Other phenomena might also help explain déjà vu, such as inattentiveness. Because we often navigate the world on autopilot, we take in much of our surroundings on an unconscious level. People who text on their cell phones while walking are only superficially aware of the shops and pedestrians they are passing. Perhaps an episode of déjà vu begins during such a moment. When we emerge into full awareness, we might do a perceptual double take. We are struck by a strange sense of familiarity because we saw the scene just moments before, unconsciously.
In a recent study, Elizabeth Marsh of Duke University and I investigated this idea. We showed participants dozens of unique symbols. Some of them were flashed too quickly for participants to consciously detect before they were revealed for longer viewing. Our participants were significantly more likely to identify a novel symbol as familiar if they had subconsciously glimpsed the image before.

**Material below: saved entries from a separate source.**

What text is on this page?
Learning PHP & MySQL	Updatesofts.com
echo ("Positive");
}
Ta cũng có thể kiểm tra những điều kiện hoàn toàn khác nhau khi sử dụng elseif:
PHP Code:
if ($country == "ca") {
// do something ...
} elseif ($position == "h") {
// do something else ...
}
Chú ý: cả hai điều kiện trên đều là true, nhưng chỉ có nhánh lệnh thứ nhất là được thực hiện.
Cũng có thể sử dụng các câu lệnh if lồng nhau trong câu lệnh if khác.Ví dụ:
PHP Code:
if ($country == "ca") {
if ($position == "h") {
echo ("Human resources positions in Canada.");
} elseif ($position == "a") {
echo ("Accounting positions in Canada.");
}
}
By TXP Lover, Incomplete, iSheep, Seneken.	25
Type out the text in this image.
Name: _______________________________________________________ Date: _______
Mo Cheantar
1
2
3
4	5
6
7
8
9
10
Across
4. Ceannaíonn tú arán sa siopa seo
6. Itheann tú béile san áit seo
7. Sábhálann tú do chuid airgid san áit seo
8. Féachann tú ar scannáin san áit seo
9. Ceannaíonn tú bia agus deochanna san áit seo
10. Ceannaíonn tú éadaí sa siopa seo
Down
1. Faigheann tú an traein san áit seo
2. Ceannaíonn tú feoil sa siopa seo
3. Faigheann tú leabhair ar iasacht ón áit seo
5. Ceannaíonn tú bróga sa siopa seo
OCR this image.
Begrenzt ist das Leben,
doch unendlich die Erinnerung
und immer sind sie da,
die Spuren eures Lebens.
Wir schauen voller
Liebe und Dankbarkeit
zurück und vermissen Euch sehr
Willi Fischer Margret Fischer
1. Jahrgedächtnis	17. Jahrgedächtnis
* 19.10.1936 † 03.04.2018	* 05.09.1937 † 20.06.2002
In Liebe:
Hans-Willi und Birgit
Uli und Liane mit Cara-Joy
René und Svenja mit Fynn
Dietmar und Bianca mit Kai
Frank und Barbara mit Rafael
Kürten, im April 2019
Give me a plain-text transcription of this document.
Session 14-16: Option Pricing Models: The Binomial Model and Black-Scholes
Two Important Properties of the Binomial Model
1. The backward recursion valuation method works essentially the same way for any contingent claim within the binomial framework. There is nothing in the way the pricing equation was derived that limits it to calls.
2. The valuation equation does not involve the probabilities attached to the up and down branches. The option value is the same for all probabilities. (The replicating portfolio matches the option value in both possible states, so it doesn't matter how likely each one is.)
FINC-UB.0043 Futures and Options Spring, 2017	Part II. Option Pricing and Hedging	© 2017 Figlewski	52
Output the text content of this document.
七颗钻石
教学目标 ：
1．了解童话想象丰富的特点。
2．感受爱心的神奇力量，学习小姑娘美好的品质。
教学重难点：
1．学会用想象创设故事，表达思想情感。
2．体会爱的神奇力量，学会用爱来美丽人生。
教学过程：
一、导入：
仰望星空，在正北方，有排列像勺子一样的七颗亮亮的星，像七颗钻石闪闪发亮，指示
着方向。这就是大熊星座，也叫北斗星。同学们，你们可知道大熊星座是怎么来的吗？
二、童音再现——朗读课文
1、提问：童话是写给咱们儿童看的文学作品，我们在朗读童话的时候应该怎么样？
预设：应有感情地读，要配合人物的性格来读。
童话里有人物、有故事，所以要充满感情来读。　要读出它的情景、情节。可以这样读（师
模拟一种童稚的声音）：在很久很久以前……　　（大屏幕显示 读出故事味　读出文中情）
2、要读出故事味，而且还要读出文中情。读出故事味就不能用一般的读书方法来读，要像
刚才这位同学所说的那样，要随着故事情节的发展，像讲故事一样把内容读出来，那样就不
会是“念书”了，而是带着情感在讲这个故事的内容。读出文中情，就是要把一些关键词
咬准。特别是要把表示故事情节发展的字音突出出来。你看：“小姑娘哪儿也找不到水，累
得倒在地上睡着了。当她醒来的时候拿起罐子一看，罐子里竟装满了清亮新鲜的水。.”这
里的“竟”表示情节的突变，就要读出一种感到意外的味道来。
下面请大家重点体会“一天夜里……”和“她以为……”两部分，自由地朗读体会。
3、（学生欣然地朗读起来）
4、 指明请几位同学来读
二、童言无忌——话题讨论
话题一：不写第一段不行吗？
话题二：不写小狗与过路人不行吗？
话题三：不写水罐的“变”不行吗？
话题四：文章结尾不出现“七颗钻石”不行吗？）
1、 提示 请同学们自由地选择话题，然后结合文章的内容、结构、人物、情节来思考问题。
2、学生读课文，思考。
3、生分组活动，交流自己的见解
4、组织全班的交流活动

A third possibility is that we have forgotten the prior experience. The psychology literature is replete with stories of adults visiting a notable place, such as a castle, and becoming overwhelmed by an uncanny sense of having been there before. Their parents, however, clued them in: they had been to the castle as a very young child. Similarly, television and photographs can breed a false sense of familiarity later on. For example, having watched a documentary on a castle a decade ago might lead to a sense of déjà vu when you visit it.